The front bench of Her Majesty’s Loyal Opposition has been almost as bad. This is all the more astonishing when we consider that the All Party Parliamentary Group on Coronavirus has acknowledged the failure of containment and the need for a more serious elimination strategy. However, a handful of MPs, notably Richard Burgon and Diane Abbott, have swum against the stream and consistently advocated a principled Zero Covid strategy.

IS: Regular lockdowns and restrictions on movement and socialising have negatively impacted people’s ability to organise and take action. What can concerned individuals do to support your campaign?

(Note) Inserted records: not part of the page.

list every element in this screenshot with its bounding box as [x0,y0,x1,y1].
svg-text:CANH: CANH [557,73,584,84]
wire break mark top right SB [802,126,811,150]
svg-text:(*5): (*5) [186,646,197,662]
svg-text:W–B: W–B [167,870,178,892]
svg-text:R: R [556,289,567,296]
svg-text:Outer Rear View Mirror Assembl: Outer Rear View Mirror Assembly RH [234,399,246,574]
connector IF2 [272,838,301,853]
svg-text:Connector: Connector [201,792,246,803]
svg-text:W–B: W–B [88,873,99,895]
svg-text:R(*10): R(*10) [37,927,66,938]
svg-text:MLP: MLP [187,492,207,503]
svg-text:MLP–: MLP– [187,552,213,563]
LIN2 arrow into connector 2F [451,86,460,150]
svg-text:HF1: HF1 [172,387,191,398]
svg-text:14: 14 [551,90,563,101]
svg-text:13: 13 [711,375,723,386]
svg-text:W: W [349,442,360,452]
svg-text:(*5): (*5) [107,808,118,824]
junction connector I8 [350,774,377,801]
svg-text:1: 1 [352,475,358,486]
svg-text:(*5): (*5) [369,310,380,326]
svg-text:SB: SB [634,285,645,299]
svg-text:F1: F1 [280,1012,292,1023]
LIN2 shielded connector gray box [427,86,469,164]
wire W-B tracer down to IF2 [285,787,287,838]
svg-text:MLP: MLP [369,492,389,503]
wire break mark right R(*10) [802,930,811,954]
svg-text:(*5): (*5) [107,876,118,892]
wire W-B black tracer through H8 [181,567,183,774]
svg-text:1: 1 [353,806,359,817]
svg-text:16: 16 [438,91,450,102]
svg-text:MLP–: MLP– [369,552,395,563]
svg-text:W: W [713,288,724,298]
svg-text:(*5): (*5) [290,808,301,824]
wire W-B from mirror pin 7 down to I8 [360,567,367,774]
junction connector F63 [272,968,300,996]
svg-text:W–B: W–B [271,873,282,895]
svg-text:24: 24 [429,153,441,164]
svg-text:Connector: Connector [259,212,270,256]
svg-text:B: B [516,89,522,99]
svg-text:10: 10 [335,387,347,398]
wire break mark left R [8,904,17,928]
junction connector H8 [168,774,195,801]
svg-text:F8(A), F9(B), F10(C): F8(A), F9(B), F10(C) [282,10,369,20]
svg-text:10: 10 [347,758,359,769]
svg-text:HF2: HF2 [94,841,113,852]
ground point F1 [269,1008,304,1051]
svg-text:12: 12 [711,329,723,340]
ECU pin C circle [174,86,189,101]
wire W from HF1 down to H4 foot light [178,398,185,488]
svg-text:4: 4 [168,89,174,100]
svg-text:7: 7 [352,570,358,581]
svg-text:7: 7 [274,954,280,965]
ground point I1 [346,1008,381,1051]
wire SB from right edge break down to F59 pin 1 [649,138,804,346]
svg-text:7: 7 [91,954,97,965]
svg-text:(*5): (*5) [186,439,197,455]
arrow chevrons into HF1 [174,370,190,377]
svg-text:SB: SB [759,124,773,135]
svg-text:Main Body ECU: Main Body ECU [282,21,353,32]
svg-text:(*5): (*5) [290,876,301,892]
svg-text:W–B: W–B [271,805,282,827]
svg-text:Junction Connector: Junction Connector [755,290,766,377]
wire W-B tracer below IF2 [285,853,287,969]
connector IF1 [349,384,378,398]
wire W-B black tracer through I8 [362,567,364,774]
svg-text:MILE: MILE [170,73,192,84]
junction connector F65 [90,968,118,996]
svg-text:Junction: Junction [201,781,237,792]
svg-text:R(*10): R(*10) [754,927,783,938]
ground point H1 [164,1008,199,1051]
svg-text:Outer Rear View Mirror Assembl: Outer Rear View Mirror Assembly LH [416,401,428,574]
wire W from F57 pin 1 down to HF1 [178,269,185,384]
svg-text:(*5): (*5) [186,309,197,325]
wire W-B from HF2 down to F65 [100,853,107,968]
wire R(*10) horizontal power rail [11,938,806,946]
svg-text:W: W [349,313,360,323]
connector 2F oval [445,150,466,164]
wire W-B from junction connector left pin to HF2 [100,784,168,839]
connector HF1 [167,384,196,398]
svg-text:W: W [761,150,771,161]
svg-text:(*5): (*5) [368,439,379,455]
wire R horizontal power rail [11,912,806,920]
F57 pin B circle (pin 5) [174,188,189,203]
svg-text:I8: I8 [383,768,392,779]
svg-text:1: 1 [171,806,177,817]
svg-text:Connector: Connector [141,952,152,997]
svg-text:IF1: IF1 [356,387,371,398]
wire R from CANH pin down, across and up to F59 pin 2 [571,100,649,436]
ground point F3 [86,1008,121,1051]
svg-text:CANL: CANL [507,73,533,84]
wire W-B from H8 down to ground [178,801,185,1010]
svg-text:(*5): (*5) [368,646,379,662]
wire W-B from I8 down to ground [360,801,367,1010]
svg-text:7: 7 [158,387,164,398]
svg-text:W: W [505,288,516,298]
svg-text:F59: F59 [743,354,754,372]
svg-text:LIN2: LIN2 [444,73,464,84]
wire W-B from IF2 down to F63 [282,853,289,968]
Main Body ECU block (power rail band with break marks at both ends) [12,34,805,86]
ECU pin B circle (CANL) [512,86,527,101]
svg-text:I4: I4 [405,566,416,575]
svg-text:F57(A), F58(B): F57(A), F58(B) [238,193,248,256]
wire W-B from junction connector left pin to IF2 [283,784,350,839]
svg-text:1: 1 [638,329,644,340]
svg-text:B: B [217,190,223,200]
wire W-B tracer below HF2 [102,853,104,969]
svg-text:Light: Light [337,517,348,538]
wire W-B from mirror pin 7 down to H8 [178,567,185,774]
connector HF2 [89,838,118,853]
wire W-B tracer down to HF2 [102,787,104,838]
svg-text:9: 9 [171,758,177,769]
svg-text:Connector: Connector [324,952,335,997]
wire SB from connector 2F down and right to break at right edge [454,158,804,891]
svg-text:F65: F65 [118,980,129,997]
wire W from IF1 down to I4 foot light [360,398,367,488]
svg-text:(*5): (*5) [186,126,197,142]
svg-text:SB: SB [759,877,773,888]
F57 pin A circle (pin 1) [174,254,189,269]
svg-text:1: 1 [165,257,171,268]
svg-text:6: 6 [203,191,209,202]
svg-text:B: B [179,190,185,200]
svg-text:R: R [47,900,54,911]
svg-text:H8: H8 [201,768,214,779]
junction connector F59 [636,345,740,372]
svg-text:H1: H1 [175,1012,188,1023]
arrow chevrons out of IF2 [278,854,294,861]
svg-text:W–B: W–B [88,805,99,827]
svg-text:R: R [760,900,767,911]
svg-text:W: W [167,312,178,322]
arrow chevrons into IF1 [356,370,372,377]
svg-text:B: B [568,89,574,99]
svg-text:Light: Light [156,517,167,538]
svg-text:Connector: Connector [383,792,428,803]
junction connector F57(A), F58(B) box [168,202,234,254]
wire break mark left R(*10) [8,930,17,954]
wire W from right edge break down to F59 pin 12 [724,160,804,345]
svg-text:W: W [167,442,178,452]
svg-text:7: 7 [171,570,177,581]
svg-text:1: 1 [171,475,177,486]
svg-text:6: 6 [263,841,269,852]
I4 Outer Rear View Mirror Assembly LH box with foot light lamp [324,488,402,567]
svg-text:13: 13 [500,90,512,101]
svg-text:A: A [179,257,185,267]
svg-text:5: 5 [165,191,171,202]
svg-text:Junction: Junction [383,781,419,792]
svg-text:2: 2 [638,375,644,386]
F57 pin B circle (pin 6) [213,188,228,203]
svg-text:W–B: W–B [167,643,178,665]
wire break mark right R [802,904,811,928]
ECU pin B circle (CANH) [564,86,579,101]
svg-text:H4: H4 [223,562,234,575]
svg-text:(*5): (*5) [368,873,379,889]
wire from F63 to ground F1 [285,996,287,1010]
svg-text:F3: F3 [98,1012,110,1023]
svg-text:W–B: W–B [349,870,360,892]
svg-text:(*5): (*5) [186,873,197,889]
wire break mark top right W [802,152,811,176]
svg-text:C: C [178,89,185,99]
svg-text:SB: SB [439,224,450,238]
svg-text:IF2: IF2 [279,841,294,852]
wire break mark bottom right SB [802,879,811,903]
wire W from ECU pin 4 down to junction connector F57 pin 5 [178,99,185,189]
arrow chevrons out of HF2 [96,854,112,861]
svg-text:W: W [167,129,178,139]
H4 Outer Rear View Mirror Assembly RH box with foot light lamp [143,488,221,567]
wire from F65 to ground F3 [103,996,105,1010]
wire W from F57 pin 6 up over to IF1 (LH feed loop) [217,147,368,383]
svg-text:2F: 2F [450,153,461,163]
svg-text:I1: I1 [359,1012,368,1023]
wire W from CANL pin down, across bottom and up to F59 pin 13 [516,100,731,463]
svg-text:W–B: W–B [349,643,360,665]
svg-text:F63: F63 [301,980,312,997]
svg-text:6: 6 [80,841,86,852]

RW: Despite the lockdowns and restrictions, we have over the past year learned new ways to organise and take action. Who among us had heard of Zoom this time last year? We are now able to meet regularly with others not only in different cities of the UK, but also globally. This new and enhanced capacity to communicate and organise will stand us in good stead for the future. We are also finding new ways to organise for safety in the workplace. The National Education Union has played an exemplary role in this regard. Their action last week was instrumental in forcing the government to close the schools as part of the current lockdown. The NEU was motivated not only by concerns for the health and safety of its members in the workplace, but more importantly by the needs of the wider community. That is the scale of solidarity we want to encourage. 

If and when the government lifts the current lockdown, we will once again return to the streets in safe, masked, socially distanced protest action. We know now that the public overwhelmingly supports measures to bring this pandemic under control. Our job as a campaign is to mobilise that opinion into an unstoppable movement, through both online and safe outdoor protest action.